Responsabilidade fiscal para os pobres. Para os ricos, nada

As discussões sobre a Lei de Responsabilidade Fiscal – LRF – são curiosas.
Há momentos, não raros, em que a complexidade do assunto extrapola, envolta em termos e expressões específicas, num lero-lero sem fim. Especialistas se acotovelam para dar seu pitaco de economês-jurídico-fiscal.
A manchete de O Dia, “Servidor: Rio pode ser 1º a demitir funcionário estável para cumprir LRF ” impressiona por seu caráter apocalíptico. No entanto, se o leitor ultrapassar a barreira da manchete, corre já sério risco de começar a entender do que se trata:
Se for aplicada, medida atinge quem tem menos tempo no cargo. Ficam de fora militares e magistrados.

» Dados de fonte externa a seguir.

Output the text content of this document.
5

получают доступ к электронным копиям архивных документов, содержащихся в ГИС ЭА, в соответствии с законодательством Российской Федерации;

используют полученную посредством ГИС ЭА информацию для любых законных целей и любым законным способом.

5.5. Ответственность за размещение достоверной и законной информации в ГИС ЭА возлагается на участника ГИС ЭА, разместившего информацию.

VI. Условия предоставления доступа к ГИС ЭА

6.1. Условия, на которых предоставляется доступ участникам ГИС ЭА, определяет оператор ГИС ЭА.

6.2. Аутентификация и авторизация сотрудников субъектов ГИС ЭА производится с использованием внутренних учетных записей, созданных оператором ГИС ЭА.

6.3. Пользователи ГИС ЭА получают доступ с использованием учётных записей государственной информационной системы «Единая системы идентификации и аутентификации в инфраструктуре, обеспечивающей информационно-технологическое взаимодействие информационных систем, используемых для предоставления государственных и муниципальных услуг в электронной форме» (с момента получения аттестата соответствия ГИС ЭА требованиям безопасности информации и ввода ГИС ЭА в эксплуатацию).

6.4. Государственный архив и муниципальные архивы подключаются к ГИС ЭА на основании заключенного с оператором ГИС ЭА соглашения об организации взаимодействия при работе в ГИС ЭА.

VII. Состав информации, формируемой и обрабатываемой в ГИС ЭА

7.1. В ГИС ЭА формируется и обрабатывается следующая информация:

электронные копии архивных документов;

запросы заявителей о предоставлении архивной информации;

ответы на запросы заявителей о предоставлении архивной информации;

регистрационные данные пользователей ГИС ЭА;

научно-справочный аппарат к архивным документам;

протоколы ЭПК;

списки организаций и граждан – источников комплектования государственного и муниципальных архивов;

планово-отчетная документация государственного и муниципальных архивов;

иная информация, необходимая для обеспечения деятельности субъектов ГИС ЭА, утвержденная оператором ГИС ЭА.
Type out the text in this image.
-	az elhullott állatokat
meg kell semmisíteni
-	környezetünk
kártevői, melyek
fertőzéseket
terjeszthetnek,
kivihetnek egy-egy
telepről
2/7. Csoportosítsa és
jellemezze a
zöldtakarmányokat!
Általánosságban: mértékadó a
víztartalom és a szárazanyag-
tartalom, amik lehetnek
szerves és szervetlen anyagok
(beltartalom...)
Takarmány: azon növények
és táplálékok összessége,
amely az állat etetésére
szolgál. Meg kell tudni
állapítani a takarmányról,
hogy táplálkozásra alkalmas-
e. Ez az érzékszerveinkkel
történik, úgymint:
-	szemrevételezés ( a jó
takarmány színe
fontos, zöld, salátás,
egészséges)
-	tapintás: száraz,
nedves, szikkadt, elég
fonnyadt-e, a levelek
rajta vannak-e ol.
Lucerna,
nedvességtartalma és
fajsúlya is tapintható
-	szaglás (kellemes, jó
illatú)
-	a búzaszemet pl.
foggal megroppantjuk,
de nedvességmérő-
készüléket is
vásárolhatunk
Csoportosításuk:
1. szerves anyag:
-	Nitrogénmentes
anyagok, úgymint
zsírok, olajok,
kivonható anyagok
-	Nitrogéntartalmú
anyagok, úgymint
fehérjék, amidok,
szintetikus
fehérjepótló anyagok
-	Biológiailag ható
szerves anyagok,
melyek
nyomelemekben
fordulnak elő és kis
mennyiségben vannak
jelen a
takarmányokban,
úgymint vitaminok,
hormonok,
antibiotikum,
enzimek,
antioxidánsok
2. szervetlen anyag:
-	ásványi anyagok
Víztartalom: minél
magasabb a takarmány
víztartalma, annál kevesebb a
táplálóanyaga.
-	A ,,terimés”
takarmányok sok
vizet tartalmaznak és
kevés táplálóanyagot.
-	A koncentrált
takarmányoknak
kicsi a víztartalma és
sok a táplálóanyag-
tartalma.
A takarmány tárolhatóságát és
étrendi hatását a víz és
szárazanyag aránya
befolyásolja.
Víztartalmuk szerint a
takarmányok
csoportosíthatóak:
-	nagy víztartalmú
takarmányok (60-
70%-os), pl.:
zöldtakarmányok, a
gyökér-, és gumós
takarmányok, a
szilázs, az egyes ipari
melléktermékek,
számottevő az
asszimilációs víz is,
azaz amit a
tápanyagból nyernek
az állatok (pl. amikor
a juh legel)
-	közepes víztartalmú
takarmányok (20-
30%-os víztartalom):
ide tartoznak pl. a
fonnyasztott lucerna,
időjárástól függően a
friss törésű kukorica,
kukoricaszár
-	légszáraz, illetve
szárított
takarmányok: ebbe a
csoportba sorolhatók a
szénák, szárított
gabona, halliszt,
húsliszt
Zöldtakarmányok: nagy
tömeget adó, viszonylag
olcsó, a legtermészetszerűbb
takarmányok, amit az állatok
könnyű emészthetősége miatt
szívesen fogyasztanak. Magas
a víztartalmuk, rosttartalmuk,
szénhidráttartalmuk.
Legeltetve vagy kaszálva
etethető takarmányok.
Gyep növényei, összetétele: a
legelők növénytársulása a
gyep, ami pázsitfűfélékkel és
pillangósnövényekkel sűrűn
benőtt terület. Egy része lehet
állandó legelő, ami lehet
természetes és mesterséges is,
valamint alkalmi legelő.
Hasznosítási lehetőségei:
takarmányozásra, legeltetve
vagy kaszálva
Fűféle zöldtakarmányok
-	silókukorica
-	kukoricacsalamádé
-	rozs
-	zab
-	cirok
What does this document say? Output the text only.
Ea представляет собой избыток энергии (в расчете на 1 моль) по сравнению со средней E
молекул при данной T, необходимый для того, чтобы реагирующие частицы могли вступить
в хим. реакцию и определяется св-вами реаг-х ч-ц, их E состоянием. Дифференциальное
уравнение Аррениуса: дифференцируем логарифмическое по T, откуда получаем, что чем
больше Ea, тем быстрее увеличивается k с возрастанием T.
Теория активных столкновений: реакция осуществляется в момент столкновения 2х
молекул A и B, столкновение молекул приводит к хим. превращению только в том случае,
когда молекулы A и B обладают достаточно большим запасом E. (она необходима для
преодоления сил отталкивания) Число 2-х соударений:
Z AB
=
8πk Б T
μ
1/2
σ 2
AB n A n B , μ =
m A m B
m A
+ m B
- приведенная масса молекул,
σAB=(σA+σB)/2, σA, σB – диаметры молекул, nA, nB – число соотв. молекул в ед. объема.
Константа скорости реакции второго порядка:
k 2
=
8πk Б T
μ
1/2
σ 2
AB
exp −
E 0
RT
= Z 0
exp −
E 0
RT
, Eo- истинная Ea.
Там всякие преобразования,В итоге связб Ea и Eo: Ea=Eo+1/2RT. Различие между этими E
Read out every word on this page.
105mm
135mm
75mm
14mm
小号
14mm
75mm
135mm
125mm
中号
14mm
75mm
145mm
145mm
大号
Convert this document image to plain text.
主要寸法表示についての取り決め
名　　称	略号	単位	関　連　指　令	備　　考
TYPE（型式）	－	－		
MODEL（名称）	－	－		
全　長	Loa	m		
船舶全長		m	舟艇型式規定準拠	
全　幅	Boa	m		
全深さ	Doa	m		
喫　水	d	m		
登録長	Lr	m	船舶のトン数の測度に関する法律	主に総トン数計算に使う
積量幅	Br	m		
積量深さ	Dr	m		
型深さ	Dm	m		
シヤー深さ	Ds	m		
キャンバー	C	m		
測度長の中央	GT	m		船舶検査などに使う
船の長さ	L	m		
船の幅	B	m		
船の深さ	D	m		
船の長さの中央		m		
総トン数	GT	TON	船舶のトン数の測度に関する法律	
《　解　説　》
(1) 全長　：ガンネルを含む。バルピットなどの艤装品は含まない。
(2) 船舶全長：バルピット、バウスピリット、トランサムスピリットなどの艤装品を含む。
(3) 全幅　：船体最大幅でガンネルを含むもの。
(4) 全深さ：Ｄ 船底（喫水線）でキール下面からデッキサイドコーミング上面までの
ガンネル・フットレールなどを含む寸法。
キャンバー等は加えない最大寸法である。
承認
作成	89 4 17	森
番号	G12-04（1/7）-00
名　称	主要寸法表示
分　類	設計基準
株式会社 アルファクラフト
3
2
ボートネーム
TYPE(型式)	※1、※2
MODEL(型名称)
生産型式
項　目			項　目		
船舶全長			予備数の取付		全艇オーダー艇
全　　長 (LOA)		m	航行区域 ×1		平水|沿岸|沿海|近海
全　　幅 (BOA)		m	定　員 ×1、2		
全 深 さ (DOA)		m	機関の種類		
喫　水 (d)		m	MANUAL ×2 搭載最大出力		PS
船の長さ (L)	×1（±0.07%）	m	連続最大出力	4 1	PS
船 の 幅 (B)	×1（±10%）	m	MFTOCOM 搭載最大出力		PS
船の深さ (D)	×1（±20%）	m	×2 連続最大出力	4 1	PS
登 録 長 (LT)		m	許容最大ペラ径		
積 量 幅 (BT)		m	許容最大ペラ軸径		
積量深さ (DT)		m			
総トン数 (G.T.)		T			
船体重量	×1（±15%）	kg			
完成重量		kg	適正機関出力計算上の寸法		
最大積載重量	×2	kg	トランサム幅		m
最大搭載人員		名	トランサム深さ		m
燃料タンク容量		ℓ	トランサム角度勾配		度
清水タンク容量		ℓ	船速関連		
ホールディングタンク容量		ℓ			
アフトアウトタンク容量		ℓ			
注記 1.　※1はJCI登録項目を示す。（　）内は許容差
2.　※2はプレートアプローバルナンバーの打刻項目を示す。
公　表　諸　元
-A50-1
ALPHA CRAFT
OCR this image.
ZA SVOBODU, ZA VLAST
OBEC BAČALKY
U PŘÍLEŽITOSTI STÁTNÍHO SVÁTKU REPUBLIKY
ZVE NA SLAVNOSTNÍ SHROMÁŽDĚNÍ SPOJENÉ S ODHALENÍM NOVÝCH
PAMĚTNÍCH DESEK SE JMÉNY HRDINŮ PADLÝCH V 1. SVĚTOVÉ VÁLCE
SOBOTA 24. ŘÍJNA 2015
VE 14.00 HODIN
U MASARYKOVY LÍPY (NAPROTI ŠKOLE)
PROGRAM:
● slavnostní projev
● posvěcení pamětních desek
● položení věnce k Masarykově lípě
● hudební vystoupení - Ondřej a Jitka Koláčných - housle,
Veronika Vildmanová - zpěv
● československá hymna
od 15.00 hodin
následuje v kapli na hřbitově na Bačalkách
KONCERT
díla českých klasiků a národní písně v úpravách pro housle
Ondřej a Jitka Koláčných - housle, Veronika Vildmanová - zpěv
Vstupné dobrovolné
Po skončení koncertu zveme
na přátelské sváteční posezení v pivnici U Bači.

Quando o assunto é orçamento público, o mantra neoliberal surge como palavra da salvação: a conta não fecha. Ou, ainda, o clássico cinismo da frase popularizada pelo economista Milton Friedman: não existe almoço grátis.
Todos nós lidamos, de uma forma ou outra, com orçamentos. E quando puxamos a teoria, do alto de seu pedestal, para a prática do dia-a-dia, entendemos que tudo é uma questão de opção. Cortar os ‘gastos’ com escola das crianças ou terminar o relacionamento com aquela “amante argentina” das gozações típicas daqui do Sul, que nos arranca os olhos da cara com suas frivolidades?
É pior, porque mesmo ao enamorado bobalhão revoltaria se a amante argentina, francesa ou alemã dissesse que deveríamos cortar a escola das crianças, para ensinar-lhes austeridade, nome pomposo para crueldade.
Perdoem a comparação algo machista, mas seria igual se fosse o inverso, com uma mãe atordoada por um finório bonitão.
A desvinculação dos ‘gastos’ sociais, como saúde e educação, proposta pela dupla Temer & Meirelles nos mostra, sem surpresa, a que ponto chega a desfaçatez. E fazem caras de sérios ainda.
A ideia é não gastar mais 3% com saúde e educação para ‘equilibrar’ as contas. Mas, óbvio, sem mencionar e para manter intocável a obrigatoriedade consumir escandalosos 47% do orçamento com as amantes mundo afora, chamadas rentistas.
É isso mesmo, e subindo: em 2014 o Brasil pagou R$ 978 bilhões e em 2015 R$ 1,356 trilhão com os gastos com a dívida pública.
Hoje, o economista Marcos Lisboa, longe de ser um esquerdista, diz que “o Brasil pode virar um grande Rio de Janeiro
Tome-se o exemplo do Rio, então, na já citada reportagem de O Dia.
Sob o forte risco de desenquadramento das contas frente à Lei de Responsabilidade Fiscal (LRF), o Estado do Rio pode ter um inedistismo no corte de servidores para reduzir despesas. Nunca antes usada no país, a demissão de funcionário público estável para cumprir a LRF é a medida mais ousada e, se for aplicada, atingirá aqueles com menor tempo no cargo, além de idade.
Não para todos, é claro…
Ficam fora da mira militares, magistrados e promotores e também carreiras exclusivas de Estado, como delegados e defensores públicos.
As pessoas defendem redução de ‘gastos’, defendem demissão de concursados e comissionados mas esquecem que, depois, estes servidores não estarão lá para servi-los.
A imprensa não fala quem são os beneficiados pela mágica da caixa preta dos títulos públicos por uma razão óbvia, justamente eles, os beneficiados – uma minoria de especuladores e, sobretudo, os bancos – são erigidos em deuses da sabedoria econômica pelo “jornalismo de mercado”.
As lascivas senhoras sabem ser sedutoras e já devíamos ter aprendido quem, afinal, lhes paga o pato.
A escola das crianças, o posto de saúde e os auxiliares administrativos.